How bad were GNOME’s CVS build problems during 2.16.x?

GNOME CVS is supposed to be buildable and dogfoodable at all times. Those who were watching during the last release probably noticed that it was rarely true during that cycle. Lots of people pointed it out, and I argued a number of times that the problems were driving away potential contributors and cutting too much into developer time. I was surprised today to find that I didn’t quite have it right. It didn’t just cut into developer time, there was at least one case where module maintainers were prevented from working on their module! That sucks.

I hope that the new external dependencies handling fixes much of this. I wish I had more time to push things in this area to improve things further, but I’m handling all I can with various release-team tasks right now (also, sorry Carlo for not getting to your metacity patches yet…). I’m glad we have Frederic Peters around kicking butt by constantly monitoring for build problems and filing bugs and alerting people when issues come up. The Build Brigade also excites me; some great work has been done and if they can accomplish even a fraction of the listed tasks then things will improve a lot.

6 thoughts on “How bad were GNOME’s CVS build problems during 2.16.x?”

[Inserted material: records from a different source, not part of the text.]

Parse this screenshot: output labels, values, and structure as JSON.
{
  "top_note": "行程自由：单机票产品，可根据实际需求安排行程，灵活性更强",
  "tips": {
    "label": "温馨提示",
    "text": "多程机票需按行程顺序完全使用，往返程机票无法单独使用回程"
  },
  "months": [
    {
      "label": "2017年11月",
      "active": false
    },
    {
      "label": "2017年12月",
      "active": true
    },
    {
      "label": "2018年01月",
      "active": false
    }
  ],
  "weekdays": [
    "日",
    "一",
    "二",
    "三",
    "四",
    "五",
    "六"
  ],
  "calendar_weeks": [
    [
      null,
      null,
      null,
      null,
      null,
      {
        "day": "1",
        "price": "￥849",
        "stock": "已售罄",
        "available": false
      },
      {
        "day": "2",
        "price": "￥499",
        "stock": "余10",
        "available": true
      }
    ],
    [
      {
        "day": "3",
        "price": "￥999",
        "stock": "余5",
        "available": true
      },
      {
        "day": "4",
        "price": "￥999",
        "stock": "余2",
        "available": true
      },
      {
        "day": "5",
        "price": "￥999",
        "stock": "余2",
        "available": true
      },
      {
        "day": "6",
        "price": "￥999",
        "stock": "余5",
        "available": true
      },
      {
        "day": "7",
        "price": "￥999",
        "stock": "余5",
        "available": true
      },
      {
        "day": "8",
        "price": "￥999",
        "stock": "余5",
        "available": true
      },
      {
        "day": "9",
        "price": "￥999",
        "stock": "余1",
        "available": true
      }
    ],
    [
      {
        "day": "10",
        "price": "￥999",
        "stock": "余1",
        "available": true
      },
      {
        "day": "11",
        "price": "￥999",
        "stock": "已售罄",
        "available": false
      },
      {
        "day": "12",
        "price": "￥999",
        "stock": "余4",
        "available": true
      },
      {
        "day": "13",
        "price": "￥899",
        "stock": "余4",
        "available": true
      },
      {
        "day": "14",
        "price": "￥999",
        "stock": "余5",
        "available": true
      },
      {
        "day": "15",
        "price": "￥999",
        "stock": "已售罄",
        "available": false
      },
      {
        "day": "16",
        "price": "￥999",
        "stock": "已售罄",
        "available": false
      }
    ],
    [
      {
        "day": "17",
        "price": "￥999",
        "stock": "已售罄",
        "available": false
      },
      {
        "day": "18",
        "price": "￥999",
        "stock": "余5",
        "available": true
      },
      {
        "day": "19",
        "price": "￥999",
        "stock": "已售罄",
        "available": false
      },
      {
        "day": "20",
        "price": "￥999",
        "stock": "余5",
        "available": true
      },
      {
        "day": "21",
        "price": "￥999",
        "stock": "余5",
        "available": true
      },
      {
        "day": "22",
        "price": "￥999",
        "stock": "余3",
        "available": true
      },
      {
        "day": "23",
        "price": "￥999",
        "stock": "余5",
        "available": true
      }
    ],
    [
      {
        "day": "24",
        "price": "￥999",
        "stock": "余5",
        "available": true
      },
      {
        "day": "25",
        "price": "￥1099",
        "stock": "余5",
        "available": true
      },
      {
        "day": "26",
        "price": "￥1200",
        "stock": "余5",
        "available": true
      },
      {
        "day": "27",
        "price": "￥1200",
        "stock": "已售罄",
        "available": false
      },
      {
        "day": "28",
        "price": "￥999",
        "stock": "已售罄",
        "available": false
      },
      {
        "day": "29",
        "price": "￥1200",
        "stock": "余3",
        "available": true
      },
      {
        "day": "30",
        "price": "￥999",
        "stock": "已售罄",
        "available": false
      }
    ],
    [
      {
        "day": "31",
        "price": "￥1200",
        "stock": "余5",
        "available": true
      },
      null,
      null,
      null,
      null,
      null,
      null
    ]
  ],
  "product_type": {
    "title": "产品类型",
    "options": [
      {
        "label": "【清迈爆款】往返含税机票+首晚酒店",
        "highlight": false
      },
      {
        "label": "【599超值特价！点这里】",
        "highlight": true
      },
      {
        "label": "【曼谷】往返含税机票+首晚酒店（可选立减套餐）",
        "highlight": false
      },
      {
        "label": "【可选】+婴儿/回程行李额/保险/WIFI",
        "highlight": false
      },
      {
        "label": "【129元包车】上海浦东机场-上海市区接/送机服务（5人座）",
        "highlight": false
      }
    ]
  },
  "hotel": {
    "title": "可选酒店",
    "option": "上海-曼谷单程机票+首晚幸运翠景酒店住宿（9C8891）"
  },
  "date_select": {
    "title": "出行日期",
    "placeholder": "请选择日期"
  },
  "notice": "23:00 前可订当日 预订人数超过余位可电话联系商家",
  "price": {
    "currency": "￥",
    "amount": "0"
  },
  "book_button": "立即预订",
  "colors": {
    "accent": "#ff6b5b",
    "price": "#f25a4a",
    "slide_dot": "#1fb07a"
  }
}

  1. At one point while I was still in college, I made a serious attempt to become a GNOME developer (probably around GNOME 2.6 or 2.8). I had quite a bit of programming experience, but I didn’t have much experience with a autoconf. automake, libtool, etc. I was using jhbuild to try to get a CVS version up and running. Over the course of a couple of months, I tried to build GNOME every couple of days — and it was almost never buildable. Sometimes you could find information about what happened on the mailing lists, but the solution was usually just to wait until that particular package was fixed. I remember that gstreamer was going through heavy changes at the time and was almost always broken. Basically, I never figured out how a person was supposed to help develop GNOME. If you skip certain packages, then how reliable is that build? If you can’t get a version working from source, how can you test for repeatability of bugs filed in bugzilla? How can you test any modifications? How do the GNOME develops actually work? Eventually I decided that there were better uses of my time then spending hour after hour trying to figure out why some package all of the sudden won’t build.

  2. When I want to hack on something, I usually get the ubuntu package, its build dependencies, and build it into a custom prefix. Then if I have been productive enough to get a patch I get the CVS module, build that (ubuntu dependencies are usually OK), and re-apply the patch there.

  3. here’s more evidence for module maintainers being prevented from hacking on their stuff. i’m unable to build gnome up to libgnomecanvas (for which i’m about the only maintainer at this point) for more than a year on my desktop machine now. that’s due to dbus segfaulting when being called for code generation during build of the dbus module. this problem has repeatedly been reported to the dbus maintainers, but all the last emails on the topic simply got silently ignored.

  4. Agree 100%! But, disregarding some issues with gnome-doc-utils, GNOME has been very buildable with jhbuild lately. And solutions to most problems can be found from http://live.gnome.org/JhbuildIssues. Ofcourse, this is all thanks to the hard work of hundreds of GNOME developers and testers. Non the less, I’m pretty sure GNOME is much, MUCH more jhbuildable now than it has ever been before.